LONDON – Telecoms operator Vodafone on Monday launched an agreed takeover bid for Cable & Wireless Worldwide PLC which values the company at 1 billion pounds ($1.6 billion).
Vodafone Europe said it is offering 38 pence per share, a 92 per cent premium over the closing price on Feb. 10, the day before Vodafone signalled its interest.
The board of Cable & Wireless Worldwide, which supplies cable network services, is backing the offer as “fair and reasonable.”
Vodafone shares were down 0.6 per cent at 170.5 pence in early trading. Cable & Wireless Worldwide shares were up 16 per cent at 37.2 pence.
“The offer from Vodafone announced today will enable shareholders to crystallize a value, in cash, that represents a significant premium to recent trading levels and avoid exposure to the risks inevitably presented by executing a medium-term improvement strategy,” said John Barton, CWW’s chairman.
Last year, CWW reported a net profit of 211 million pounds on revenue of 2.26 billion pounds.

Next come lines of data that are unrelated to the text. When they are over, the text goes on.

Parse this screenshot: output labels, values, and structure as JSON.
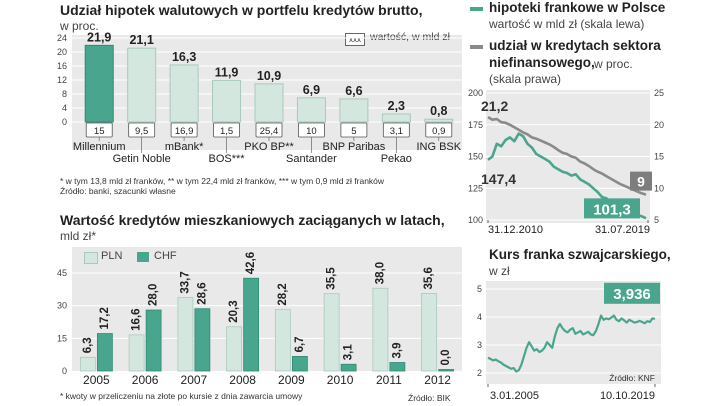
{
  "chart_data": [
    {
      "type": "bar",
      "title": "Udział hipotek walutowych w portfelu kredytów brutto,",
      "subtitle": "w proc.",
      "legend_box": "xxx",
      "legend_label": "wartość, w mld zł",
      "categories": [
        "Millennium",
        "Getin Noble",
        "mBank*",
        "BOS***",
        "PKO BP**",
        "Santander",
        "BNP Paribas",
        "Pekao",
        "ING BSK"
      ],
      "category_labels": [
        "Millennium",
        "Getin Noble",
        "mBank*",
        "BOS***",
        "PKO BP**",
        "Santander",
        "BNP Paribas",
        "Pekao",
        "ING BSK"
      ],
      "values": [
        21.9,
        21.1,
        16.3,
        11.9,
        10.9,
        6.9,
        6.6,
        2.3,
        0.8
      ],
      "value_labels": [
        "21,9",
        "21,1",
        "16,3",
        "11,9",
        "10,9",
        "6,9",
        "6,6",
        "2,3",
        "0,8"
      ],
      "box_values": [
        "15",
        "9,5",
        "16,9",
        "1,5",
        "25,4",
        "10",
        "5",
        "3,1",
        "0,9"
      ],
      "yticks": [
        "0",
        "4",
        "8",
        "12",
        "16",
        "20",
        "24"
      ],
      "ylim": [
        0,
        24
      ],
      "grid": true,
      "footnote_1": "* w tym 13,8 mld zł franków, ** w tym 22,4 mld zł franków, *** w tym 0,9 mld zł franków",
      "footnote_2": "Źródło: banki, szacunki własne"
    },
    {
      "type": "bar",
      "title": "Wartość kredytów mieszkaniowych zaciąganych w latach,",
      "subtitle": "mld zł*",
      "categories": [
        "2005",
        "2006",
        "2007",
        "2008",
        "2009",
        "2010",
        "2011",
        "2012"
      ],
      "series": [
        {
          "name": "PLN",
          "values": [
            6.3,
            16.6,
            33.7,
            20.3,
            28.2,
            35.5,
            38.0,
            35.6
          ],
          "labels": [
            "6,3",
            "16,6",
            "33,7",
            "20,3",
            "28,2",
            "35,5",
            "38,0",
            "35,6"
          ]
        },
        {
          "name": "CHF",
          "values": [
            17.2,
            28.0,
            28.6,
            42.6,
            6.7,
            3.1,
            3.9,
            0.0
          ],
          "labels": [
            "17,2",
            "28,0",
            "28,6",
            "42,6",
            "6,7",
            "3,1",
            "3,9",
            "0,0"
          ]
        }
      ],
      "yticks": [
        "0",
        "15",
        "30",
        "45"
      ],
      "ylim": [
        0,
        45
      ],
      "grid": true,
      "footnote": "* kwoty w przeliczeniu na złote po kursie z dnia zawarcia umowy",
      "source": "Źródło: BIK"
    },
    {
      "type": "line",
      "legend_1_title": "hipoteki frankowe w Polsce",
      "legend_1_sub": "wartość w mld zł (skala lewa)",
      "legend_2_title_a": "udział w kredytach sektora",
      "legend_2_title_b": "niefinansowego,",
      "legend_2_sub_a": "w proc.",
      "legend_2_sub_b": "(skala prawa)",
      "left_ticks": [
        "100",
        "125",
        "150",
        "175",
        "200"
      ],
      "left_ylim": [
        100,
        200
      ],
      "right_ticks": [
        "5",
        "10",
        "15",
        "20",
        "25"
      ],
      "right_ylim": [
        5,
        25
      ],
      "x_start_label": "31.12.2010",
      "x_end_label": "31.07.2019",
      "series": [
        {
          "name": "hipoteki frankowe w Polsce",
          "axis": "left",
          "color": "#4aa58e",
          "start_label": "147,4",
          "end_label": "101,3",
          "values": [
            147.4,
            150,
            160,
            158,
            163,
            165,
            162,
            168,
            166,
            160,
            157,
            152,
            150,
            148,
            146,
            142,
            140,
            138,
            137,
            135,
            136,
            132,
            130,
            128,
            125,
            122,
            118,
            117,
            114,
            112,
            110,
            108,
            106,
            105,
            104,
            103,
            101.3
          ]
        },
        {
          "name": "udział w kredytach sektora niefinansowego",
          "axis": "right",
          "color": "#8a8a8a",
          "start_label": "21,2",
          "end_label": "9",
          "values": [
            21.2,
            20.8,
            20.9,
            20.4,
            20.3,
            20.0,
            19.6,
            19.2,
            18.8,
            18.5,
            18.0,
            17.8,
            17.5,
            17.2,
            16.9,
            16.5,
            16.0,
            15.6,
            15.4,
            15.0,
            14.8,
            14.2,
            13.9,
            13.5,
            13.0,
            12.6,
            12.3,
            11.9,
            11.5,
            11.1,
            10.7,
            10.4,
            10.1,
            9.8,
            9.5,
            9.2,
            9.0
          ]
        }
      ],
      "grid": true
    },
    {
      "type": "line",
      "title": "Kurs franka szwajcarskiego,",
      "subtitle": "w zł",
      "yticks": [
        "2",
        "3",
        "4",
        "5"
      ],
      "ylim": [
        2,
        5
      ],
      "x_start_label": "3.01.2005",
      "x_end_label": "10.10.2019",
      "end_label": "3,936",
      "source": "Źródło: KNF",
      "series": [
        {
          "name": "Kurs franka szwajcarskiego",
          "color": "#4aa58e",
          "values": [
            2.55,
            2.5,
            2.45,
            2.48,
            2.42,
            2.38,
            2.3,
            2.25,
            2.2,
            2.15,
            2.18,
            2.05,
            2.1,
            2.3,
            2.6,
            2.9,
            3.1,
            2.95,
            2.8,
            2.85,
            2.75,
            2.8,
            2.9,
            3.1,
            3.0,
            2.9,
            3.3,
            3.6,
            3.75,
            3.6,
            3.5,
            3.45,
            3.55,
            3.6,
            3.4,
            3.45,
            3.5,
            3.38,
            3.42,
            3.47,
            3.38,
            3.35,
            3.5,
            3.75,
            4.05,
            3.9,
            3.95,
            3.92,
            3.98,
            4.05,
            3.9,
            3.85,
            3.95,
            3.88,
            3.8,
            3.9,
            3.85,
            3.8,
            3.82,
            3.86,
            3.82,
            3.78,
            3.85,
            3.82,
            3.95,
            3.936
          ]
        }
      ],
      "grid": true
    }
  ]
}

Revenue from traditional voice communication has been declining, and CWW has been working to build up its data business.
Vittorio Colao, CEO of Vodafone Group, said the takeover offered cost savings in his company’s U.K. and international operations.
CWW, created in 2010 following a demerger, operates a cable network serving 150 countries directly or through local partners, supplying telecoms services to businesses and public sector bodies.
Vodafone’s offer came after Tata Communications dropped out last week as a potential bidder. Now that Vodafone has bid, Tata could come back with an offer.